How is the country's new innovation policy affecting companies?


As China continues to develop, concerns have been raised about the nation’s reliance on foreign technology. In the eyes of the central government, the country’s economic growth would be better handled if its own technology was used to drive its production capacity. That way, Chinese companies, not foreign-owned ones, will dominate the marketplace, something which they feel will promote long-term economic sustainability.

That’s why the Chinese government has put in place a policy of ‘indigenous innovation’, a system which gives preferential treatment to ideas and products created by Chinese companies. Almost every conceivable industry comes under the indigenous innovation policy, putting foreign companies, regardless of their speciality, at a considerable disadvantage.

It seems as if there’s a different set of rules for foreign companies operating in China.
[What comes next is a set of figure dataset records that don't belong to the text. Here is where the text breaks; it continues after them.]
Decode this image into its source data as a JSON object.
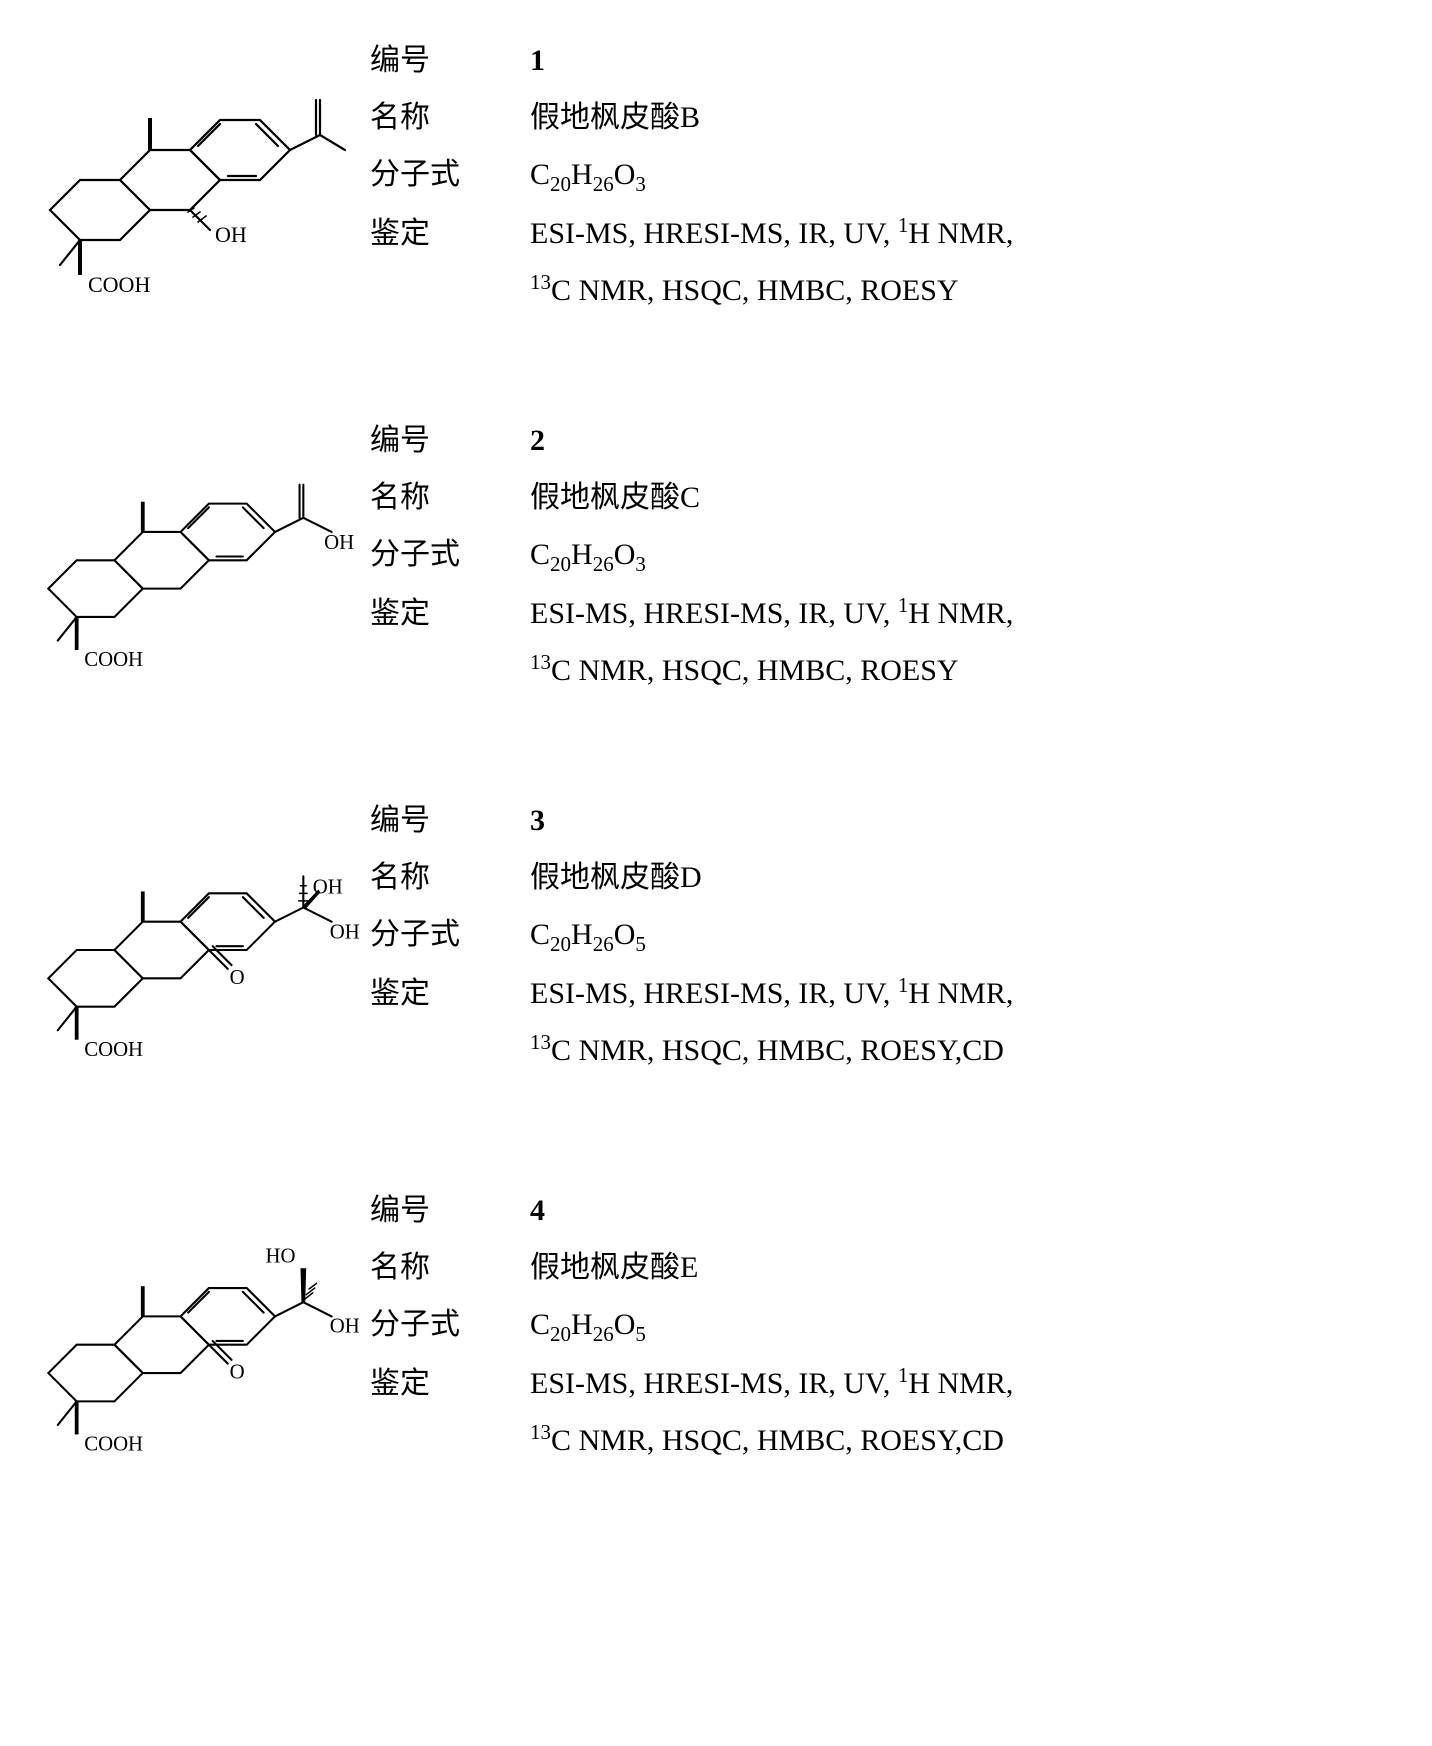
{
  "labels": {
    "number": "编号",
    "name": "名称",
    "formula": "分子式",
    "identification": "鉴定"
  },
  "compounds": [
    {
      "number": "1",
      "name": "假地枫皮酸B",
      "formula_html": "C<sub>20</sub>H<sub>26</sub>O<sub>3</sub>",
      "identification_line1_html": "ESI-MS, HRESI-MS, IR, UV, <sup>1</sup>H NMR,",
      "identification_line2_html": "<sup>13</sup>C NMR, HSQC, HMBC, ROESY"
    },
    {
      "number": "2",
      "name": "假地枫皮酸C",
      "formula_html": "C<sub>20</sub>H<sub>26</sub>O<sub>3</sub>",
      "identification_line1_html": "ESI-MS, HRESI-MS, IR, UV, <sup>1</sup>H NMR,",
      "identification_line2_html": "<sup>13</sup>C NMR, HSQC, HMBC, ROESY"
    },
    {
      "number": "3",
      "name": "假地枫皮酸D",
      "formula_html": "C<sub>20</sub>H<sub>26</sub>O<sub>5</sub>",
      "identification_line1_html": "ESI-MS, HRESI-MS, IR, UV, <sup>1</sup>H NMR,",
      "identification_line2_html": "<sup>13</sup>C NMR, HSQC, HMBC, ROESY,CD"
    },
    {
      "number": "4",
      "name": "假地枫皮酸E",
      "formula_html": "C<sub>20</sub>H<sub>26</sub>O<sub>5</sub>",
      "identification_line1_html": "ESI-MS, HRESI-MS, IR, UV, <sup>1</sup>H NMR,",
      "identification_line2_html": "<sup>13</sup>C NMR, HSQC, HMBC, ROESY,CD"
    }
  ],
  "style": {
    "stroke_color": "#000000",
    "stroke_width": 2.2,
    "font_family": "Times New Roman",
    "atom_font_size": 22,
    "info_font_size": 30
  }
}
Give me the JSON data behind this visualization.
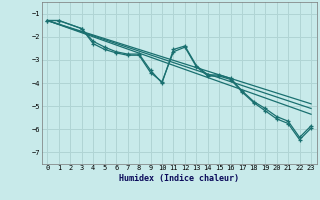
{
  "xlabel": "Humidex (Indice chaleur)",
  "bg_color": "#c8eaea",
  "grid_color": "#b0d4d4",
  "line_color": "#1a7070",
  "xlim": [
    -0.5,
    23.5
  ],
  "ylim": [
    -7.5,
    -0.5
  ],
  "yticks": [
    -7,
    -6,
    -5,
    -4,
    -3,
    -2,
    -1
  ],
  "xticks": [
    0,
    1,
    2,
    3,
    4,
    5,
    6,
    7,
    8,
    9,
    10,
    11,
    12,
    13,
    14,
    15,
    16,
    17,
    18,
    19,
    20,
    21,
    22,
    23
  ],
  "xtick_labels": [
    "0",
    "1",
    "2",
    "3",
    "4",
    "5",
    "6",
    "7",
    "8",
    "9",
    "10",
    "11",
    "12",
    "13",
    "14",
    "15",
    "16",
    "17",
    "18",
    "19",
    "20",
    "21",
    "22",
    "23"
  ],
  "series1_x": [
    0,
    1,
    3,
    4,
    5,
    6,
    7,
    8,
    9,
    10,
    11,
    12,
    13,
    14,
    15,
    16,
    17,
    18,
    19,
    20,
    21,
    22,
    23
  ],
  "series1_y": [
    -1.3,
    -1.3,
    -1.65,
    -2.3,
    -2.55,
    -2.7,
    -2.8,
    -2.8,
    -3.55,
    -3.95,
    -2.65,
    -2.45,
    -3.3,
    -3.7,
    -3.7,
    -3.85,
    -4.4,
    -4.85,
    -5.2,
    -5.55,
    -5.75,
    -6.45,
    -5.95
  ],
  "series2_x": [
    0,
    1,
    3,
    4,
    5,
    6,
    7,
    8,
    9,
    10,
    11,
    12,
    13,
    14,
    15,
    16,
    17,
    18,
    19,
    20,
    21,
    22,
    23
  ],
  "series2_y": [
    -1.3,
    -1.3,
    -1.65,
    -2.2,
    -2.45,
    -2.65,
    -2.75,
    -2.75,
    -3.45,
    -4.0,
    -2.55,
    -2.4,
    -3.25,
    -3.65,
    -3.65,
    -3.8,
    -4.35,
    -4.8,
    -5.1,
    -5.45,
    -5.65,
    -6.35,
    -5.85
  ],
  "trend1_x": [
    0,
    23
  ],
  "trend1_y": [
    -1.3,
    -5.35
  ],
  "trend2_x": [
    0,
    23
  ],
  "trend2_y": [
    -1.3,
    -5.1
  ],
  "trend3_x": [
    0,
    23
  ],
  "trend3_y": [
    -1.3,
    -4.9
  ],
  "linewidth": 0.9,
  "marker_size": 2.5
}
For example, 80% of all IP thefts from US based companies came from China in 2013, causing $300 billion in losses as cheap counterfeits became successful in the Chinese market. This led the US Trade Representatives to question China’s patent protection policy, especially if they want to become a technological powerhouse over the course of the next decade.

There’s evidence to suggest that China is now just too difficult a landscape to navigate. Pfizer, the US drugmaker, had to call a halt to its vaccine sales operations in the country after an import license for one of its most successful products was not renewed. The medicine, which was being used to treat children who have pneumonia, meningitis and sepsis, will be sorely missed, highlighting the somewhat backward nature of China’s innovation policy.

Some argue that the policy would make more sense if Chinese innovations were in fact homegrown. Many point to China’s attempt to create its own operating system as proof of this, as it was largely based on American company Linux’s open source system. This highlights that China still needs outsider influences to create technology that has the capacity to improve its public’s lives.

On the face of it, China’s indigenous innovation policy protects its own interests and puts the future of its economy in its own hands. It seems as if China, however, is resigned to the fact that it will have to relinquish some of its technology marketshare to companies from different countries. It was announced at the end of last year that China had dropped tariffs within 200 categories, a move which is likely to bring in $1 trillion in trade. This is the first time China has done this in 17 years.

Whether China can truly keep to the guidelines stated within its indigenous innovation policy remains to be seen. Its impact, however, could be substantial and damage the chances of us moving towards a truly globalized economy.